Na última quarta (dia 2), o governo peruano anunciou que considera que não tem validade a renúncia apresentada pela vice-presidente Mercedes Aráoz, na véspera, em meio à crise institucional que toma conta daquele país.
Segundo declaração à imprensa local do primeiro-ministro peruano, Vicente Zeballos, a desconsideração se deveria ao fato de que Aráoz apresentou sua demissão para o Parlamento que a nomeou “presidente interina” e que, na véspera, havia sido dissolvido pelo presidente da República e chefe de Estado, Martín Vizcarra (ao centro, na foto). Para Zeballos, ela continua sendo vice-presidente do Peru. Há 27 anos, o Congresso não era dissolvido no País.
Durante algumas horas, o Peru chegou a ter dois presidentes da República.
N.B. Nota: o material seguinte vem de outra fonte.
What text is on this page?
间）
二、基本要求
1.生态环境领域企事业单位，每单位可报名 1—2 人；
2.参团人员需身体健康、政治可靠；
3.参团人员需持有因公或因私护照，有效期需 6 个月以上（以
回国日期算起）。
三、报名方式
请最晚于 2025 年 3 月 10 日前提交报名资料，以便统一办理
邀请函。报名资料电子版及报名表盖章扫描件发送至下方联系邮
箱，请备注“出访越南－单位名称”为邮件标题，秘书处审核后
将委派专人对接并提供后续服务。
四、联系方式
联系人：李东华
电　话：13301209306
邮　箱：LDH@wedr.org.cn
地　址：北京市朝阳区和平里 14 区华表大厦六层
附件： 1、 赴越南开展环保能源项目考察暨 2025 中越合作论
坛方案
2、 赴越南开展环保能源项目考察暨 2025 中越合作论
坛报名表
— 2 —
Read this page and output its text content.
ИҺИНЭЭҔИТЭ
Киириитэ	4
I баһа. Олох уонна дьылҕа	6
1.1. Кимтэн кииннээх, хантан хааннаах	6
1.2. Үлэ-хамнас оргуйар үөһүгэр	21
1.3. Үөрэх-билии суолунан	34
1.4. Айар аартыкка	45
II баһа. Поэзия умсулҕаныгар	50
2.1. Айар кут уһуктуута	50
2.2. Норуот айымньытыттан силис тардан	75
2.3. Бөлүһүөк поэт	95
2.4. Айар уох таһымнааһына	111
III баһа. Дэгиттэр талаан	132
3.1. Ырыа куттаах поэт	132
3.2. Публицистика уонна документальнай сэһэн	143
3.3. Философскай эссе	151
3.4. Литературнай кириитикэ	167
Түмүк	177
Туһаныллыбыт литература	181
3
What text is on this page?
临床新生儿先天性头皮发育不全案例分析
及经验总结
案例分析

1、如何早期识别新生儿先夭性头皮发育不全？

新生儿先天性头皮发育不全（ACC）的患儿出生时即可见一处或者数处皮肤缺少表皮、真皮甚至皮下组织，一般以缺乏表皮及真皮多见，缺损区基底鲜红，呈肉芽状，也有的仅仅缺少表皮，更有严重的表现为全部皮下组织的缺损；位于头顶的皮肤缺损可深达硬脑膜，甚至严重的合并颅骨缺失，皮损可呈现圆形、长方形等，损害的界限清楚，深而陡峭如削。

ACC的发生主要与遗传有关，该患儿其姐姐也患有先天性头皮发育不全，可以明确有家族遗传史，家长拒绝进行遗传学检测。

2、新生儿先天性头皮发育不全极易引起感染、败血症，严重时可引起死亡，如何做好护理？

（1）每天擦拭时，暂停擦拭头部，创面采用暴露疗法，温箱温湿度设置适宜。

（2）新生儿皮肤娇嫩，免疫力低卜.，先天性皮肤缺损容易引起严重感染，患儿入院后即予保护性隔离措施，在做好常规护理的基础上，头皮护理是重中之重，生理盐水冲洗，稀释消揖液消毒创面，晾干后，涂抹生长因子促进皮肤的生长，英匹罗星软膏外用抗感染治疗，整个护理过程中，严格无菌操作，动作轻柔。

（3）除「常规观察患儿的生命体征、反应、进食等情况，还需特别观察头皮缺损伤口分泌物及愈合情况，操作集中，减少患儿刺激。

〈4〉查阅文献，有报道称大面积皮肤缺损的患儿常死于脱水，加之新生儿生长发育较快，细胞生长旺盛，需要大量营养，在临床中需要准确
Uma situação que levou à OEA (Organização dos Estados Americanos), a se pronunciar no sentido de que a Suprema Corte do País deveria resolver o impasse, tornando evidente a divisão não apenas da burguesia peruana, mas de todo o continente e do imperialismo norte-americano diante da crise.
No documento de sua renuncia – encaminhado ao presidente do Parlamento, Pedro Olaechea -, Aráoz, se pronunciou pela antecipação das eleições no País e destacou o “rompimento da ordem constitucional no Peru”.
A crise no país visível a todo mundo com os acontecimentos dessa semana, expõe o enfrentamento entre burguesas lideradas pelo presidente Martín Vizcarra e a oposição dominado pelos fujimoristas, eclodiu em torno da disputa sobre a nomeação de juízes do Tribunal Constitucional.
Com apoio do Exército e da Policia, o governo, depois de fechar o Parlamento, convocou eleições legislativas para o próximo dia 26 de janeiro e tenta colocar em funcionamento uma Comissão Permanente do Parlamento, para dar a aparência de normalidade ao funcionamento ditatorial adotado.
As contradições no interior da burguesia e da direita, levaram a um confronto as instituições do Estado burguês, aprofundando a instabilidade do regime, que avança no caminho da sua desintegração.
A crise atual é a continuidade da ação “lava jatista” levada adiante no Peru que, em 2016, provocou a renúncia do presidente eleito Pedro Kuczynski, diante de acusações de corrupção, e à posse do seu vice, o atual presidente.
Em outras palavras, a crise no Peru, é um produto direto dos golpes de Estado impulsionados pelo imperialismo mundial, principalmente o norte-americano, em nosso Continente. Particularmente, é um subproduto do golpe no Brasil, uma vez que a operação golpista Lava Jato – comandada pelo Departamento de Estado dos EUA -, estendeu seus tentáculos por vários países da região. Governado pela direita e com uma economia frágil, o Peru foi um alvo fácil dessa operação.
No país vizinho, formou-se uma “Lava Jato peruana”, uma máquina de perseguição a determinados setores sem vínculos mais profundos com o imperialismo norte-americano – neste momento – sobre o velho pretexto do “combate à corrupção”, o que vem causando uma demolição em todo o regime político peruano, atingindo praticamente todos os partidos e políticos tradicionais do país.
Dentre outros foram alvos dos conhecidos processos jurídicos “lavajatistas” contra a corrupção, Ollanta Humula, do Partido Nacionalista Peruano, que o governou o país de 2011 a 2016, Alan García, do APRA, que cumpriu dois mandatos na presidência (1985-1990 e 2006-2011), e Pedro Pablo Kuczynski, do Peruanos por el Kambio (PPK), que ficou no cargo de 2016 a 2018 — todos e terminaram ou presos (Humula e Kuczynski), ou cometendo suicídio (García), ou renunciando à presidência ( Kuczynski). Keiko Fujimori, filha ex-presidente “neoliberal” Alberto Fujimori (o FHC do Peru) e líder do partido Força Popular, também foi atingida pela operação e terminou presa.
O pivô dessa crise foram as denuncias do pagamento de propina a esses e outros políticos pela, então, maior empreiteira brasileira, a Odebrecht que admitiu, em 2016, subornos de US$ 29 milhões, cerca de R$ 120 milhões, às autoridades peruanas entre 2005 e 2014.
O que se destaca no Peru é a ausência, por hora, de uma alternativa política própria dos trabalhadores diante da crise que precisa ser construída com independência das duas alas da burguesias, totalmente impotentes diante do imperialismo golpista.